Mauricio Avendano is a Professor of Public Policy and Global Health and Director of the Institute of Gerontology at the Department of Global Health & Social Medicine. He is also an Adjunct Associate Professor at Harvard University.
Before joining King’s, Mauricio was Associate Professorial Research Fellow and Deputy Director of LSE Health at the London School of Economics and Political Science (2011-2015).
He has been David Bell Fellow at Harvard University (2008-2010), and Assistant Professor at the Erasmus University Medical Center in the Netherlands (2006-2010). He is also a network associate of the McArthur Foundation Research Network on an Ageing Society.
He has published more than 90 papers in peer-reviewed international journals.
Mauricio is interested in the intended and unintended consequences of social policies and programmes for both physical and mental health. His research uses quasi-experimental methods and data, from randomised controlled trials to examine the health consequences of social programmes. This includes maternity leave benefits, unemployment benefit policy, conditional cash transfers, pension system reform, non-contributory pensions in Latin America, and urban and transportation policies.

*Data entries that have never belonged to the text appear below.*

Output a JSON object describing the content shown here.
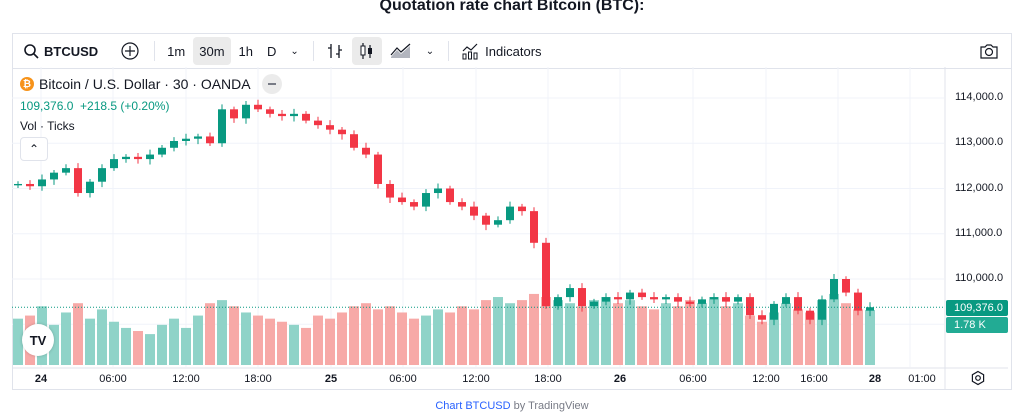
{
  "page_title": "Quotation rate chart Bitcoin (BTC):",
  "toolbar": {
    "symbol": "BTCUSD",
    "intervals": [
      "1m",
      "30m",
      "1h",
      "D"
    ],
    "active_interval": "30m",
    "indicators": "Indicators",
    "icons": [
      "search-icon",
      "add-symbol-icon",
      "chevron-down-icon",
      "bar-style-icon",
      "candle-style-icon",
      "area-style-icon",
      "indicators-icon",
      "camera-icon"
    ]
  },
  "legend": {
    "name": "Bitcoin / U.S. Dollar · 30 · OANDA",
    "values": "109,376.0  +218.5 (+0.20%)",
    "volume": "Vol · Ticks"
  },
  "colors": {
    "up": "#089981",
    "down": "#f23645",
    "up_vol": "#8fd3c8",
    "down_vol": "#f7a9a7"
  },
  "price_axis": [
    "114,000.0",
    "113,000.0",
    "112,000.0",
    "111,000.0",
    "110,000.0"
  ],
  "last_price": "109,376.0",
  "last_volume": "1.78 K",
  "time_axis": [
    {
      "t": "24",
      "day": true
    },
    {
      "t": "06:00"
    },
    {
      "t": "12:00"
    },
    {
      "t": "18:00"
    },
    {
      "t": "25",
      "day": true
    },
    {
      "t": "06:00"
    },
    {
      "t": "12:00"
    },
    {
      "t": "18:00"
    },
    {
      "t": "26",
      "day": true
    },
    {
      "t": "06:00"
    },
    {
      "t": "12:00"
    },
    {
      "t": "16:00"
    },
    {
      "t": "28",
      "day": true
    },
    {
      "t": "01:00"
    }
  ],
  "footer": {
    "link": "Chart BTCUSD",
    "rest": " by TradingView"
  },
  "chart_data": {
    "type": "candlestick",
    "title": "Bitcoin / U.S. Dollar · 30 · OANDA",
    "ylim": [
      109000,
      114300
    ],
    "close": [
      112100,
      112050,
      112200,
      112350,
      112450,
      111900,
      112150,
      112450,
      112650,
      112700,
      112650,
      112750,
      112900,
      113050,
      113100,
      113150,
      113000,
      113750,
      113550,
      113850,
      113750,
      113650,
      113600,
      113650,
      113500,
      113400,
      113300,
      113200,
      112900,
      112750,
      112100,
      111800,
      111700,
      111600,
      111900,
      112000,
      111700,
      111600,
      111400,
      111200,
      111300,
      111600,
      111500,
      110800,
      109400,
      109600,
      109800,
      109400,
      109500,
      109600,
      109550,
      109700,
      109600,
      109550,
      109600,
      109500,
      109450,
      109550,
      109600,
      109500,
      109600,
      109200,
      109100,
      109450,
      109600,
      109300,
      109100,
      109550,
      110000,
      109700,
      109300,
      109376
    ],
    "volume_k": [
      1.5,
      1.6,
      1.9,
      1.3,
      1.7,
      2.0,
      1.5,
      1.8,
      1.4,
      1.2,
      1.1,
      1.0,
      1.3,
      1.5,
      1.2,
      1.6,
      2.0,
      2.1,
      1.9,
      1.7,
      1.6,
      1.5,
      1.4,
      1.3,
      1.2,
      1.6,
      1.5,
      1.7,
      1.9,
      2.0,
      1.8,
      1.9,
      1.7,
      1.5,
      1.6,
      1.8,
      1.7,
      1.9,
      1.8,
      2.1,
      2.2,
      2.0,
      2.1,
      2.3,
      2.2,
      2.1,
      2.0,
      1.9,
      2.1,
      2.2,
      2.0,
      2.1,
      1.9,
      1.8,
      2.0,
      1.9,
      2.1,
      2.0,
      2.2,
      1.9,
      2.0,
      1.6,
      1.4,
      1.7,
      2.0,
      1.8,
      1.7,
      2.1,
      2.3,
      2.0,
      1.8,
      1.78
    ]
  }
}
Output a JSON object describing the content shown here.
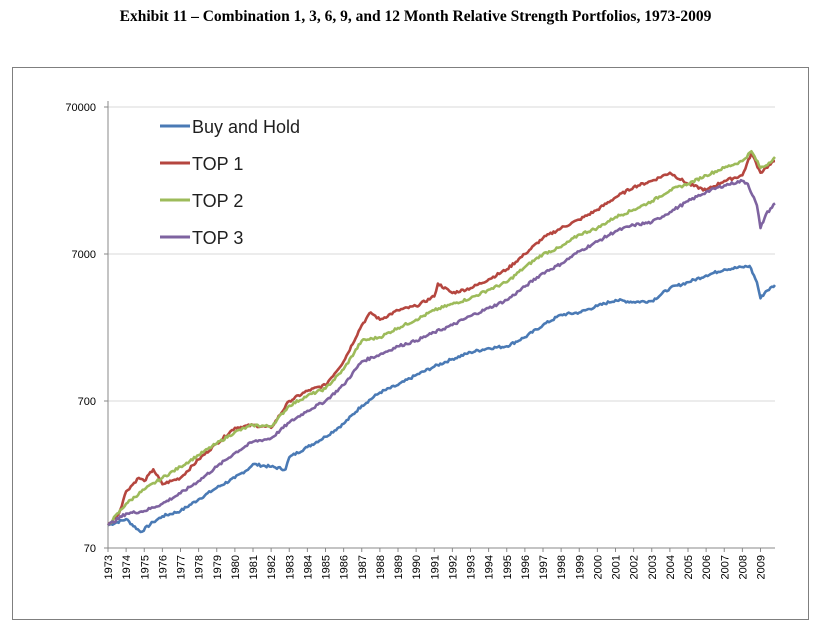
{
  "page": {
    "title": "Exhibit 11 – Combination 1, 3, 6, 9, and 12 Month Relative Strength Portfolios, 1973-2009"
  },
  "chart_data": {
    "type": "line",
    "title": "Exhibit 11 – Combination 1, 3, 6, 9, and 12 Month Relative Strength Portfolios, 1973-2009",
    "xlabel": "",
    "ylabel": "",
    "yscale": "log",
    "ylim": [
      70,
      70000
    ],
    "xlim": [
      1973,
      2009.8
    ],
    "y_ticks": [
      70,
      700,
      7000,
      70000
    ],
    "y_tick_labels": [
      "70",
      "700",
      "7000",
      "70000"
    ],
    "x_tick_labels": [
      "1973",
      "1974",
      "1975",
      "1976",
      "1977",
      "1978",
      "1979",
      "1980",
      "1981",
      "1982",
      "1983",
      "1984",
      "1985",
      "1986",
      "1987",
      "1988",
      "1989",
      "1990",
      "1991",
      "1992",
      "1993",
      "1994",
      "1995",
      "1996",
      "1997",
      "1998",
      "1999",
      "2000",
      "2001",
      "2002",
      "2003",
      "2004",
      "2005",
      "2006",
      "2007",
      "2008",
      "2009"
    ],
    "grid": "horizontal",
    "legend_position": "top-left",
    "series": [
      {
        "name": "Buy and Hold",
        "color": "#4a7ab5",
        "x": [
          1973,
          1974,
          1974.8,
          1975.5,
          1976,
          1977,
          1978,
          1979,
          1980,
          1980.8,
          1981,
          1982,
          1982.8,
          1983,
          1984,
          1985,
          1986,
          1987,
          1988,
          1989,
          1990,
          1991,
          1992,
          1993,
          1994,
          1995,
          1996,
          1997,
          1998,
          1999,
          2000,
          2001,
          2002,
          2003,
          2004,
          2005,
          2006,
          2007,
          2008,
          2008.4,
          2008.8,
          2009,
          2009.3,
          2009.8
        ],
        "values": [
          100,
          110,
          90,
          105,
          115,
          125,
          150,
          180,
          210,
          245,
          260,
          250,
          240,
          290,
          340,
          400,
          490,
          650,
          800,
          900,
          1050,
          1200,
          1350,
          1500,
          1600,
          1650,
          1900,
          2300,
          2700,
          2800,
          3100,
          3400,
          3300,
          3350,
          4100,
          4500,
          5000,
          5500,
          5700,
          5800,
          4500,
          3500,
          3900,
          4300
        ]
      },
      {
        "name": "TOP 1",
        "color": "#b5463f",
        "x": [
          1973,
          1973.6,
          1974,
          1974.7,
          1975,
          1975.5,
          1976,
          1976.5,
          1977,
          1978,
          1979,
          1980,
          1981,
          1982,
          1983,
          1984,
          1985,
          1986,
          1987,
          1987.5,
          1988,
          1989,
          1990,
          1991,
          1991.2,
          1992,
          1993,
          1994,
          1995,
          1996,
          1997,
          1998,
          1999,
          2000,
          2001,
          2002,
          2003,
          2004,
          2005,
          2006,
          2007,
          2008,
          2008.5,
          2009,
          2009.3,
          2009.8
        ],
        "values": [
          100,
          120,
          170,
          210,
          200,
          240,
          190,
          200,
          210,
          280,
          360,
          460,
          480,
          460,
          700,
          820,
          900,
          1300,
          2300,
          2800,
          2500,
          2900,
          3100,
          3600,
          4400,
          3800,
          4100,
          4700,
          5500,
          7000,
          9000,
          10500,
          12000,
          14000,
          17000,
          20000,
          22000,
          25000,
          21000,
          19000,
          22000,
          24000,
          34000,
          25000,
          27000,
          30000
        ]
      },
      {
        "name": "TOP 2",
        "color": "#9dbb5a",
        "x": [
          1973,
          1974,
          1975,
          1976,
          1977,
          1978,
          1979,
          1980,
          1981,
          1982,
          1983,
          1984,
          1985,
          1986,
          1987,
          1988,
          1989,
          1990,
          1991,
          1992,
          1993,
          1994,
          1995,
          1996,
          1997,
          1998,
          1999,
          2000,
          2001,
          2002,
          2003,
          2004,
          2005,
          2006,
          2007,
          2008,
          2008.5,
          2009,
          2009.3,
          2009.8
        ],
        "values": [
          100,
          140,
          175,
          210,
          250,
          300,
          360,
          430,
          480,
          470,
          650,
          760,
          850,
          1150,
          1800,
          1900,
          2200,
          2500,
          2900,
          3200,
          3500,
          4000,
          4500,
          5700,
          7000,
          7800,
          9500,
          10500,
          12500,
          14000,
          16000,
          19000,
          21000,
          24000,
          27000,
          30000,
          35000,
          27000,
          28000,
          32000
        ]
      },
      {
        "name": "TOP 3",
        "color": "#7e63a0",
        "x": [
          1973,
          1974,
          1975,
          1976,
          1977,
          1978,
          1979,
          1980,
          1981,
          1982,
          1983,
          1984,
          1985,
          1986,
          1987,
          1988,
          1989,
          1990,
          1991,
          1992,
          1993,
          1994,
          1995,
          1996,
          1997,
          1998,
          1999,
          2000,
          2001,
          2002,
          2003,
          2004,
          2005,
          2006,
          2007,
          2008,
          2008.3,
          2008.8,
          2009,
          2009.3,
          2009.8
        ],
        "values": [
          100,
          120,
          125,
          140,
          165,
          200,
          250,
          310,
          370,
          390,
          500,
          600,
          700,
          900,
          1300,
          1450,
          1650,
          1800,
          2050,
          2300,
          2650,
          3000,
          3400,
          4200,
          5200,
          6000,
          7300,
          8500,
          10000,
          11000,
          11500,
          13500,
          16000,
          18500,
          20500,
          22000,
          21000,
          15000,
          10500,
          13000,
          15500
        ]
      }
    ]
  }
}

He is a co-principle investigator of Lifepath, a major European Union consortium to understand socioeconomic inequalities in healthy ageing. He is also co-coordinator of MINDMAP, a European Union consortium to examine the impact of urban policies on mental health.
In addition, he leads an Economic and Social Research Council (ESRC) project within the Joint Initiative Programme that examines how pension reform influences the health and wellbeing of older workers.
He was awarded several grants, including a European Research Council (ERC) grant (2011-2016), as well as several grants from the European Commission, the Dutch Scientific Council, the UK Economic and Social Research Council, the National Institute on Ageing, the National Institute of Health Research (NIHR), and the McArthur Foundation.